My concern about how clearly applicable or not the arguments in the book are going to be in the wider world are perhaps not well founded. But I was a tad concerned by the following statement in the excerpt:
Technology, the second force driving the groundswell, has changed everything as far as people’s social interactions are concerned. For one thing, nearly everyone’s online – in 2006, that meant 73 percent of Americans and 64 percent of Europeans, for example. (Excerpt, p. 10)
“Nearly everyone”? Ahem, it’s not a lot more than 16% in China (growing certainly and the percentages for Beijing and Shanghai are higher, but still not as high as for North America, although approaching the European).
Yes, in the resources for reviewers, there are some tables which include consumer data from a wider group of countries including Japan and South Korea. What I looked for in vain so far is evidence of involvement at the corporate level in some of these “other” countries.

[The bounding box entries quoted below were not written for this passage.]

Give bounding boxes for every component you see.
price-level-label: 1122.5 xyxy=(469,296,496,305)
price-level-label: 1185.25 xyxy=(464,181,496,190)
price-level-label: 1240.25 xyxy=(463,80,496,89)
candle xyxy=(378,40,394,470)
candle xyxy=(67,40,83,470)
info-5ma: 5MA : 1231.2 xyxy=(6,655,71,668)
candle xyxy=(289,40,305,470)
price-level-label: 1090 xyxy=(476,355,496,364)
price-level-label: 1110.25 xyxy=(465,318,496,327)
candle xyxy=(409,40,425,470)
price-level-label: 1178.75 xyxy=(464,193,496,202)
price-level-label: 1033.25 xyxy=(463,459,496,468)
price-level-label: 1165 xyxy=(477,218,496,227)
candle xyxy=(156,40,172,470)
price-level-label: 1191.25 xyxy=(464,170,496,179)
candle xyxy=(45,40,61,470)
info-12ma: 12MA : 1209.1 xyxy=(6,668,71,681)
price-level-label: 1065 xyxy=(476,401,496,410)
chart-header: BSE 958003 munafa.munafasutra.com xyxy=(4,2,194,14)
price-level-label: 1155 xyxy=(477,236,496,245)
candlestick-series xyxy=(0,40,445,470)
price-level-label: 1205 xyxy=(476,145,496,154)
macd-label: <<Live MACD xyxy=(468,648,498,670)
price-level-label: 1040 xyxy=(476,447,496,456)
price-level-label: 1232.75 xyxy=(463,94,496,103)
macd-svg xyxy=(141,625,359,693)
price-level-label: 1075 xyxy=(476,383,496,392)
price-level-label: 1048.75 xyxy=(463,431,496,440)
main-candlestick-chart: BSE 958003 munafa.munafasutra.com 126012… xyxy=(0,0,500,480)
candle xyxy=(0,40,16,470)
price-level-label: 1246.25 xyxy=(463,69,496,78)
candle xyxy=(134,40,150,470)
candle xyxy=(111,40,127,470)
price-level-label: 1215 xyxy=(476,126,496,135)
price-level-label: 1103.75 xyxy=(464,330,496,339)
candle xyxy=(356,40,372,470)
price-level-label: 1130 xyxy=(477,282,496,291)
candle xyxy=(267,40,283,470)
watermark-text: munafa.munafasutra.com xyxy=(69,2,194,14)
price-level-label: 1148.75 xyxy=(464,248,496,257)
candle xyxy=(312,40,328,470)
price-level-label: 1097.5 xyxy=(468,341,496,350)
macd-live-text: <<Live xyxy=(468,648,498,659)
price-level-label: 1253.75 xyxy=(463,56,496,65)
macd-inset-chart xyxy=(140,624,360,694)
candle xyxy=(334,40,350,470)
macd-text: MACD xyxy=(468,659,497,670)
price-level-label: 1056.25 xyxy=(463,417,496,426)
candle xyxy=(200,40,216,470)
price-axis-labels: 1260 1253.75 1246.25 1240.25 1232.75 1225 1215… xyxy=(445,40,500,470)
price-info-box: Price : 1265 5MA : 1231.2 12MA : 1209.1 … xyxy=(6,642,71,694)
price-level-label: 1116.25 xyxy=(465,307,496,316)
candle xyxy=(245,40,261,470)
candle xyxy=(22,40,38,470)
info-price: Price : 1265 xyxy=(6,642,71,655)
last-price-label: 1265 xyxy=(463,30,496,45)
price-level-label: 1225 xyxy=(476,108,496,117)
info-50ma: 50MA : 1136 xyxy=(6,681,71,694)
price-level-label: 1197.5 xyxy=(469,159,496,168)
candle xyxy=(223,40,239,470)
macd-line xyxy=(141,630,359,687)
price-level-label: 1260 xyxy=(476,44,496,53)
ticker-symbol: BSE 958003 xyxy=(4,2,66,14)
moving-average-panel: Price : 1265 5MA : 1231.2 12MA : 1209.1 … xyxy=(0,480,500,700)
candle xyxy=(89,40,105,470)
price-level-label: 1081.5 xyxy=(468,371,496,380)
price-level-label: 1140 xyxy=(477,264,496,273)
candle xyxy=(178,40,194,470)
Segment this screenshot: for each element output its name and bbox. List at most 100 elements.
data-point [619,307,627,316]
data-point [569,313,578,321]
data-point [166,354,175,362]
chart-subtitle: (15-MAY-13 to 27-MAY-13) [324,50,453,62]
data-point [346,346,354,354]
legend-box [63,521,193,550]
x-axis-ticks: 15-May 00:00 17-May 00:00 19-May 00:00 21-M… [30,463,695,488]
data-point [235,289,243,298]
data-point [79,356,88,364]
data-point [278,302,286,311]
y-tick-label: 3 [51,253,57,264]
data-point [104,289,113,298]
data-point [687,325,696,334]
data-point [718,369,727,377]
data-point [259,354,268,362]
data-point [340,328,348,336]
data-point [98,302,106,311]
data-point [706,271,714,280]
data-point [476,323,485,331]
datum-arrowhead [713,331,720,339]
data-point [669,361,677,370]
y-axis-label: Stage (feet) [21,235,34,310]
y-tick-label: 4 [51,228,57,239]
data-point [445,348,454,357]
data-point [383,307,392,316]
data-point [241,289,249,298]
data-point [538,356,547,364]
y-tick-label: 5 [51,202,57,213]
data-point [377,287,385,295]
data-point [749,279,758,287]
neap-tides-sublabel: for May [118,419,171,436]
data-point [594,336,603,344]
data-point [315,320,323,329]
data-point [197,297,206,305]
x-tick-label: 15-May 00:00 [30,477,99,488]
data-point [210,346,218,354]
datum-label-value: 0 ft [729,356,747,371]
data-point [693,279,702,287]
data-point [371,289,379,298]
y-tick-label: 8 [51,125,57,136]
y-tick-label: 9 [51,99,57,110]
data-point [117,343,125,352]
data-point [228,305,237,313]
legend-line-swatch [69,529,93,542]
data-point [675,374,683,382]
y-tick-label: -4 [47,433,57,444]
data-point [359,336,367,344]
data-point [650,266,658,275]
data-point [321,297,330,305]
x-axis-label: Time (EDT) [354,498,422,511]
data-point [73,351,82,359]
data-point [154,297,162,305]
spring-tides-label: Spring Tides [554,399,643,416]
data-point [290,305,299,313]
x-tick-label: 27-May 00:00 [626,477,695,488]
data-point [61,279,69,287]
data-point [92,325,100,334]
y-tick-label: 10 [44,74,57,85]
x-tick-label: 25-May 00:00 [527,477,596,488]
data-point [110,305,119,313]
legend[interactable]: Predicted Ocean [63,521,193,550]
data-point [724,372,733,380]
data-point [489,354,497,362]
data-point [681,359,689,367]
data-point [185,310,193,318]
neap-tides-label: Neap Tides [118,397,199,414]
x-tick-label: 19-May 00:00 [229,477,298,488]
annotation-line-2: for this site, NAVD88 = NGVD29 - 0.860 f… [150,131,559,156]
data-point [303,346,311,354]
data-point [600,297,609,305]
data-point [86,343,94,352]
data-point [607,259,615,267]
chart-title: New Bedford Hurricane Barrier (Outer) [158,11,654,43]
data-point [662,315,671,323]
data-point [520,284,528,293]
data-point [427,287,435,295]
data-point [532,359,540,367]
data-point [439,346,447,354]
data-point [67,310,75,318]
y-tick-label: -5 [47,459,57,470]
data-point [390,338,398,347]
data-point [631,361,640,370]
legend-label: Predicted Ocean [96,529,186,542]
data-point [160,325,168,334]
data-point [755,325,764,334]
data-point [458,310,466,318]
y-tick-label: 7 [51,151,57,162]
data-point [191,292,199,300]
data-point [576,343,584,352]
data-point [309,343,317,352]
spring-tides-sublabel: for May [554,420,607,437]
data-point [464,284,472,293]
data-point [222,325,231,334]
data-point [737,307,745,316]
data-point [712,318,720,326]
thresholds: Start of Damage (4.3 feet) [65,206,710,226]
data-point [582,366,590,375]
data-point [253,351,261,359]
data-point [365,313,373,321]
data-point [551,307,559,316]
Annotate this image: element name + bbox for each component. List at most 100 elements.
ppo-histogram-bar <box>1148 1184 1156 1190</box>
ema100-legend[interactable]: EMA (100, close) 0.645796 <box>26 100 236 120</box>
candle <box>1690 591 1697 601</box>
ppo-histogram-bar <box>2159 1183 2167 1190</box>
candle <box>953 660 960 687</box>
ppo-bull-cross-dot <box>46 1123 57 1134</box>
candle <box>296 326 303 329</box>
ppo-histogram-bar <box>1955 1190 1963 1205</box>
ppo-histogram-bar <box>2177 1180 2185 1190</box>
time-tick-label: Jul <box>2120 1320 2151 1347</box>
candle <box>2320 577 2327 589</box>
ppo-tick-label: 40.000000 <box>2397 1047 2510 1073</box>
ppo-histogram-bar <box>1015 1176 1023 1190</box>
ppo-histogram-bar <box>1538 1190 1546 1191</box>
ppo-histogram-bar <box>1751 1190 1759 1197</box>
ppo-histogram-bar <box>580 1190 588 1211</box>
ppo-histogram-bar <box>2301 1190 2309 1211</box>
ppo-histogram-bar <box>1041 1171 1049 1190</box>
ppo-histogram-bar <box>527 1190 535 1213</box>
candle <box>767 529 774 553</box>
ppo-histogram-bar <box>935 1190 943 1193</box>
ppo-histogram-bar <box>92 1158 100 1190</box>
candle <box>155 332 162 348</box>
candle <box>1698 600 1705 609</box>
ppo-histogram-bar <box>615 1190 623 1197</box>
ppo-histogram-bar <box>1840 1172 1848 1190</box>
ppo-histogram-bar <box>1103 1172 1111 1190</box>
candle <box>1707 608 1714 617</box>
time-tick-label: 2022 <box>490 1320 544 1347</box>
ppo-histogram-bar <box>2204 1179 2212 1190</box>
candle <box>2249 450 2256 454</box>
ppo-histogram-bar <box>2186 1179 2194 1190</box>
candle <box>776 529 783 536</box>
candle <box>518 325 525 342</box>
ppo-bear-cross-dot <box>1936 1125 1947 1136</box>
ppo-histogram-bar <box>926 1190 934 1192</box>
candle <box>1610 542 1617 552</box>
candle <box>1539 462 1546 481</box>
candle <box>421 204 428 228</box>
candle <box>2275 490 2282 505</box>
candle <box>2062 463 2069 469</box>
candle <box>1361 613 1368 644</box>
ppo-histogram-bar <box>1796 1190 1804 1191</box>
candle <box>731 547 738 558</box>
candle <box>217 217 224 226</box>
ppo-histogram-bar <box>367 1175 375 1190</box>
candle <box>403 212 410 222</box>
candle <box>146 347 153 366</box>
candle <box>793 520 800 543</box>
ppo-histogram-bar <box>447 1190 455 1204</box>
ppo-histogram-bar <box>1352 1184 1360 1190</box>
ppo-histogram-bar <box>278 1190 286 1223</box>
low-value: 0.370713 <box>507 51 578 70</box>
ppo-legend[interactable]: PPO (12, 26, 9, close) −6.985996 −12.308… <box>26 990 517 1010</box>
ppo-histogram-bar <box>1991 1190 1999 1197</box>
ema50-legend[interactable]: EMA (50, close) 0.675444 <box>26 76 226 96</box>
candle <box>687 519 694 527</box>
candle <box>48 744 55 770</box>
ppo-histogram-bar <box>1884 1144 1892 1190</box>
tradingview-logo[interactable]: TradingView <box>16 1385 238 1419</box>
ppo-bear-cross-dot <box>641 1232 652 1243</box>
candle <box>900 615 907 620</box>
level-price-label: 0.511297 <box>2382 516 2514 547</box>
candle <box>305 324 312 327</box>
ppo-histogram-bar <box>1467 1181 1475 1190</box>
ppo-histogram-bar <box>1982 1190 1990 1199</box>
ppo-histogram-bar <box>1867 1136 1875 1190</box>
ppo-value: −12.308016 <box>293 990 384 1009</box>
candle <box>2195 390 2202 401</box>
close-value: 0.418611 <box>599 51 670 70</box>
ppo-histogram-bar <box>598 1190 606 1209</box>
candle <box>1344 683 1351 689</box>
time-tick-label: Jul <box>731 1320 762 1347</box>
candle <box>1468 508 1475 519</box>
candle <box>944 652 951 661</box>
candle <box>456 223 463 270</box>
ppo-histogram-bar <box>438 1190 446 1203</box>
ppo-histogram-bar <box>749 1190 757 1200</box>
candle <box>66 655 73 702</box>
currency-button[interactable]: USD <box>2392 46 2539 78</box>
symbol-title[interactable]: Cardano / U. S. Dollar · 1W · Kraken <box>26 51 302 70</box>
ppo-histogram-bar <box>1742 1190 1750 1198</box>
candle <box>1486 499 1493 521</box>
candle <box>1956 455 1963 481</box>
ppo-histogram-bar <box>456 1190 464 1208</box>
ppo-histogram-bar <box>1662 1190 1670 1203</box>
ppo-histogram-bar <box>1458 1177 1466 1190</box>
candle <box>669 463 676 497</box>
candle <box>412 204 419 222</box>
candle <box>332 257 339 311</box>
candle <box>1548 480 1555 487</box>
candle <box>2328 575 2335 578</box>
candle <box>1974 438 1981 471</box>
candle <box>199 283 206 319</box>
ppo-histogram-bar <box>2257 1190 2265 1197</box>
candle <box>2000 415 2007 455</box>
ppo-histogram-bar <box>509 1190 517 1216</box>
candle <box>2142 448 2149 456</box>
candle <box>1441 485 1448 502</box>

It may be that the data is not there, or not accessible. Perhaps the book spells that out.
And in general it may be that there is more global referencing in the book than is evident from what I’ve read so far. But as the book is not released till April 21 and then allowing a couple of weeks at least for Amazon to deliver it across the ocean (these days they seem to ship to Australia via Europe, if the last couple of deliveries are anything to go by), I guess I will just have to wait another month or so to find out.
Perhaps too there were review copies sent to bloggers outside North America and I just haven’t picked up on the reviews. If you know of any, I trust you will leave a comment here.
In the meantime, I am sure the book will sell like hotcakes, especially in North America.
(Update April 5: I’m really impressed with the response to this post by the folks at Forrester – as well as the thoughtful comment from co-author Josh Bernoff, I’ve had constructive communications from others at Forrester, via email, and a review copy of the book is being sent – that for me says kudos to Forrester and Harvard Business Press, because in the past some other authors have been told their publishers will not ship review copies outside the US.)